One striking example referenced a new worm that infected up to 100,000 code repositories, raising concerns that developers could unknowingly download and run infected packages through normal processes. Participants also highlighted that old attack vectors keep reappearing in new forms, and that vulnerabilities can emerge in popular tools even when teams believe they have secured their AI stack.
Agentic systems amplify this risk because they are designed to do work on behalf of humans. If an agent has access to sensitive systems or tooling, it can inadvertently accelerate compromise.
Leaders discussed practical governance responses, including forming AI governance committees and increasing scrutiny on identity management and access controls in organisations where AI tools are spreading rapidly.
A particularly memorable access-control example involved demonstrating that an AI assistant could access password-protected information, triggering a broader discussion about governance and access controls. The point is not the tool. The point is what it revealed: AI can traverse permissions and surface information in ways that standard UX patterns do not anticipate.
Responsible autonomy requires responsible ownership
A question raised in the governance discussions was: who defines ethical data practices?
A clear stance emerged that the Chief Risk Officer role is often the accountable owner, working with risk, security, and legal teams to develop guidelines and policies. There was also discussion of working with affected communities and the role of lawmakers in shaping ethical frameworks.

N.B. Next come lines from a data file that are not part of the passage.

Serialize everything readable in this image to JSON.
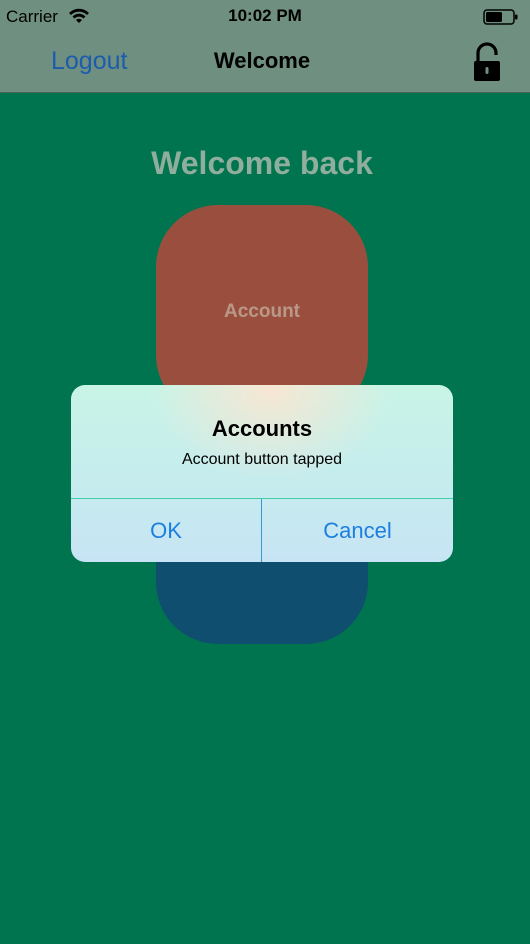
{
  "status_bar": {
    "carrier": "Carrier",
    "time": "10:02 PM",
    "wifi_icon": "wifi-icon",
    "battery_icon": "battery-icon"
  },
  "nav_bar": {
    "left_button": "Logout",
    "title": "Welcome",
    "right_icon": "unlocked-padlock-icon"
  },
  "main": {
    "heading": "Welcome back",
    "account_button_label": "Account"
  },
  "alert": {
    "title": "Accounts",
    "message": "Account button tapped",
    "ok_label": "OK",
    "cancel_label": "Cancel"
  },
  "colors": {
    "background": "#00744f",
    "account_button": "#9a4f3e",
    "second_button": "#0f4e6e",
    "link": "#1c7fe0",
    "nav_bar": "#6f8f80"
  }
}
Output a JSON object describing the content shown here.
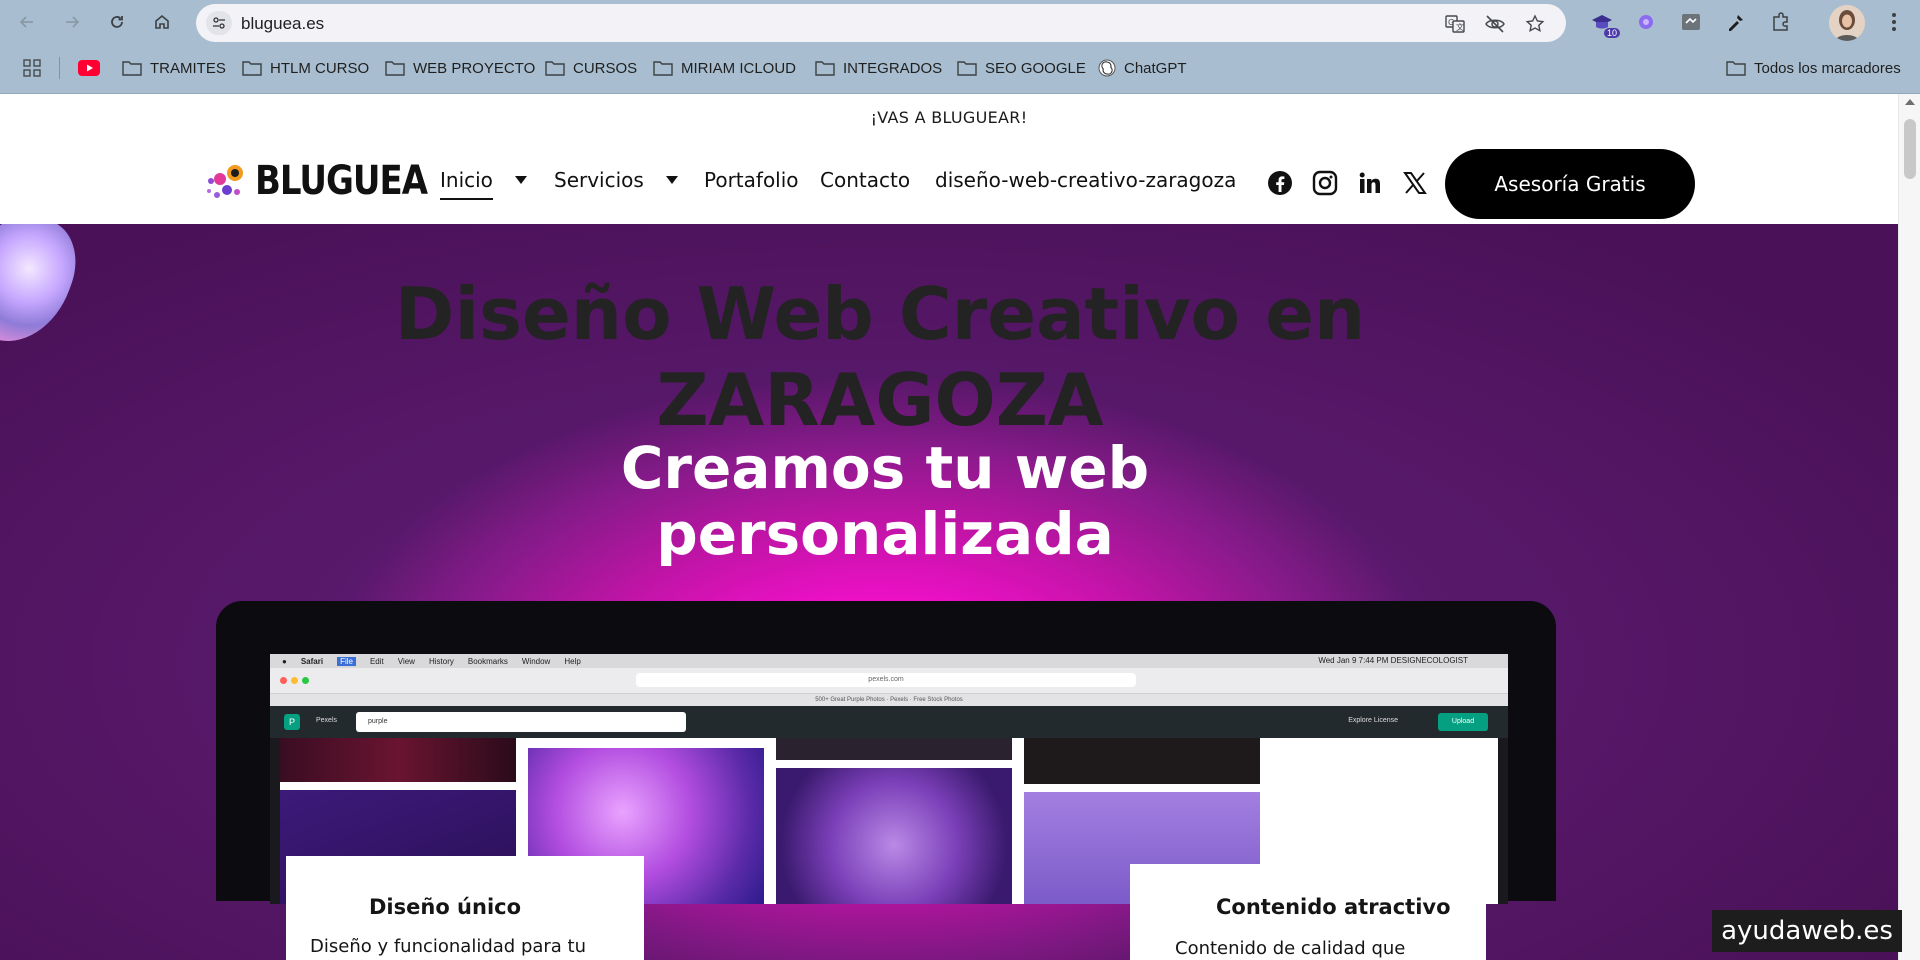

This matters because agentic AI compresses decision-making cycles. If ownership is unclear, decisions stall, or worse, they are made informally without governance.
A pragmatic operating model surfaced:
- Accelerate low-risk tools and use cases quickly
- Require pilots, buy-in, and stronger oversight for higher-risk use cases
- Slow down where long-term risk outweighs short-term speed
That mindset is the foundation of safe autonomy.
How to launch agentic AI without losing control
Based on what emerged in the discussions, a controlled rollout should follow a staged approach.
Stage 1: Suggest mode inside one workflow
Start with an agent that recommends actions, but does not execute.
Focus areas raised in the discussions that suit this stage include:
- Back-office workflow assistance
- Data entry support and triage
- Dispute case categorisation
- Document routing and prioritisation
The advantage of suggest mode is that it produces learning without operational risk.
Stage 2: Execute only reversible, low-risk actions
Once thresholds and trust are proven, allow execution where mistakes are easy to undo.
Examples aligned to the discussion themes include:
- Automating parts of ingestion workflows where exceptions can be routed to humans
- Low-impact customer service tasks with clear escalation paths
This is where you start to see measurable throughput gains while maintaining safe control.
Stage 3: Expand autonomy only after governance and auditability are proven
Before expanding into underwriting, claims, or sensitive customer interactions, ensure:
- Audit trails are complete
- Human oversight coverage is measurable
- Data quality ownership is clear
- Security and access controls are enforced
- Bias and fairness checks are operational
Leaders repeatedly implied that autonomy must be earned, not granted.
The operating model shift leaders should plan for
A key theme was that business units increasingly own data while IT manages infrastructure, and that business units must validate and clean data to maintain quality. This aligns with the reality of agentic AI deployment.
IT can enable and increasingly accelerate AI adoption, but autonomy cannot be safely scaled unless business owners also own:
- Data validation
- Workflow definition
- Outcome measurement
- Exception handling
- Accountability for decisions made in the workflow
Participants also emphasised the need to incorporate change management from the outset, providing training and upskilling to address fears related to AI, and measuring success through business outcomes such as improved revenue, decreased costs, and increased efficiency.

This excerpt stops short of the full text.